Apache Spark is an open-source cluster computing framework. It is a fast processing engine for large scale datasets. It was developed to overcome the limitations of Hadoop MapReduce.
Spark runs programs up to 100 times faster in memory and 10 times faster in disk to compare with Hadoop MapReduce.
It was developed in Scala but we can also work with Java, Python and R.
Spark is able to work independently and also work on top of Hadoop as well.
History of Spark
Spark was initially started at UC Berkeley’s AMPLab in 2009 by Matei Zaharia. It was open sourced in 2010 under a BSD license and donated to the Apache Software Foundation in 2013. Apache Spark has become a top level project from February 2014.
Is Spark replacement of Hadoop?
The answer is no. It is not the replacement of Hadoop.
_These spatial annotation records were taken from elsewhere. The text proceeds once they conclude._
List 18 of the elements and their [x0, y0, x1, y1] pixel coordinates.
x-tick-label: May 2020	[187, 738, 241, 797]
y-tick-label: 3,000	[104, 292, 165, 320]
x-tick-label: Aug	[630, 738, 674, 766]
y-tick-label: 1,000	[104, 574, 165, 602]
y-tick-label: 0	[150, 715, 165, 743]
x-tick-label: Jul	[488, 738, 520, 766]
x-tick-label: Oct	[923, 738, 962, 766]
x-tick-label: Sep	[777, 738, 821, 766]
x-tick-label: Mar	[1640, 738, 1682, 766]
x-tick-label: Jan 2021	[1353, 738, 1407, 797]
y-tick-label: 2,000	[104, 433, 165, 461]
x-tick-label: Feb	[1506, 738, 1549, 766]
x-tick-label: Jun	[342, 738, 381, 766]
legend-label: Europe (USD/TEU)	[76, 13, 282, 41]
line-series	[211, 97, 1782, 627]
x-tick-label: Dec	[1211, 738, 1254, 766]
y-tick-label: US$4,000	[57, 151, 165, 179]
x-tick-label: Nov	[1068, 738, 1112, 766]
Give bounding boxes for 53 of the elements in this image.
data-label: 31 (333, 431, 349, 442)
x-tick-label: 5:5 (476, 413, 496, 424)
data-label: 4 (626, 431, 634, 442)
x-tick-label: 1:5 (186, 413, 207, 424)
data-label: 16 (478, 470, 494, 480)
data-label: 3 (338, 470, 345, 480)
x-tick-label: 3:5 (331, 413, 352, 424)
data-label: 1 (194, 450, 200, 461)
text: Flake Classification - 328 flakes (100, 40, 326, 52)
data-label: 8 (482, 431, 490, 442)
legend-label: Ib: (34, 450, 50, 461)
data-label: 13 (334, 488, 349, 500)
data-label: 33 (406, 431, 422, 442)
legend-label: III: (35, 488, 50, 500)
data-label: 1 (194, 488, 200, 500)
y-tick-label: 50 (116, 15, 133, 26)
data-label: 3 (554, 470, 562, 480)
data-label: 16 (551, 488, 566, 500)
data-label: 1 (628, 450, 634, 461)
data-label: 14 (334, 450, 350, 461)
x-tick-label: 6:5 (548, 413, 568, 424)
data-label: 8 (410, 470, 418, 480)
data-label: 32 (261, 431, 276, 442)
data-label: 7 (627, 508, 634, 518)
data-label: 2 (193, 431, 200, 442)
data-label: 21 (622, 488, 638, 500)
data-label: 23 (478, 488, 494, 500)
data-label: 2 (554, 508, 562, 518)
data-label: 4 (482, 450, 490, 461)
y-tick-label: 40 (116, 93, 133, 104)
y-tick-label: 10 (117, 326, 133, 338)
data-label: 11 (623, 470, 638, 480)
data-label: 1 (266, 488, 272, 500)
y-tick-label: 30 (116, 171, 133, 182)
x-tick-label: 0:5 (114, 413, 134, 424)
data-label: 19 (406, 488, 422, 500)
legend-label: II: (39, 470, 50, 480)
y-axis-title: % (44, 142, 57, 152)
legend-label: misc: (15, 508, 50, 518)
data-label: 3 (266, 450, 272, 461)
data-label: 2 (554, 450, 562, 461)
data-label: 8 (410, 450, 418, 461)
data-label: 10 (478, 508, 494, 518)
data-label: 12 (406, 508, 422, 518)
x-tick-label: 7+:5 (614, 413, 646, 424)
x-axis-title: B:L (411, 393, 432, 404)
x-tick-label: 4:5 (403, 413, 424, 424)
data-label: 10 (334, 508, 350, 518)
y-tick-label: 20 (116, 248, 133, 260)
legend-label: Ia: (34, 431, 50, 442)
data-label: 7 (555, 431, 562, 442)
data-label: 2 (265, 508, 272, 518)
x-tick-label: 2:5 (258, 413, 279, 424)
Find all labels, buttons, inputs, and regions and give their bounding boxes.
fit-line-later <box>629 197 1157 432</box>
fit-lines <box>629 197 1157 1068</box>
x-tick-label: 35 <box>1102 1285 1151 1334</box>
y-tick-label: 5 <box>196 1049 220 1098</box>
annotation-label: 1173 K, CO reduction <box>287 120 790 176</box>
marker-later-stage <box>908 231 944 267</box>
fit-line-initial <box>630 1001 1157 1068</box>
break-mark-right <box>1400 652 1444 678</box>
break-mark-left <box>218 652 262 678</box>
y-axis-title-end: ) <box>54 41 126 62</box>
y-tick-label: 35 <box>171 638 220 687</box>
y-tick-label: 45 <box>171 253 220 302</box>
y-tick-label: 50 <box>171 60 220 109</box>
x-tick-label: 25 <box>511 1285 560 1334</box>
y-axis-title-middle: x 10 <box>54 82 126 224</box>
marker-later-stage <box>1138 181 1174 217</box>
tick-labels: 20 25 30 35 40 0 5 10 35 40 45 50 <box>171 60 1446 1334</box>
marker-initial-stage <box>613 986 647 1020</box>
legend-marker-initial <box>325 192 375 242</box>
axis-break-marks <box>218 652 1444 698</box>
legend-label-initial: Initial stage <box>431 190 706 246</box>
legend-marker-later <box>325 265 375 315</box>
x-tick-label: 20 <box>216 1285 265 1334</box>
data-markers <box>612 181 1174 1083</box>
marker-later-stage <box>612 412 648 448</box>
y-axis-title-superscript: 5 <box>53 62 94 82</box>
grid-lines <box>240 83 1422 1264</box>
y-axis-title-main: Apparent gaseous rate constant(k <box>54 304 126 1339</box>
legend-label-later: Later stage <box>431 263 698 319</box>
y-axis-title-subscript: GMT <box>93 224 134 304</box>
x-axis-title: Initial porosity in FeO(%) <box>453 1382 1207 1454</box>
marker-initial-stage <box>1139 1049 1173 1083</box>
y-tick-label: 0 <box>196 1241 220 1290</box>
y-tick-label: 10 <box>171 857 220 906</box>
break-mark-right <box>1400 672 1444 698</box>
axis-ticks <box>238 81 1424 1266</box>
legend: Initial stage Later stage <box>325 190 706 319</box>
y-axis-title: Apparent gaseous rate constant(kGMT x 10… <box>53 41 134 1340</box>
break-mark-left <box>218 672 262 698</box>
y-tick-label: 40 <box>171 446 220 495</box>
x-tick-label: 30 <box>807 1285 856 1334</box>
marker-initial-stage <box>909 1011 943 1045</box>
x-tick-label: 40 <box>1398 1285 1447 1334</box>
Hadoop comes with HDFS(Storage) and MapReduce(processing) but Spark is only processing framework, it will run on top of Hadoop.
Spark aim is to provide unified platform for Bigdata.
Limitations of Spark
- Spark does not have its own file management system, so we need to integrate with Hadoop or another cloud-based platform.
- In-memory capability can become a bottleneck when it comes to cost-efficient processing of Big data.
- Memory consumption is very high.
- It requires large data.
- MLlib lacking in a number of available algorithms.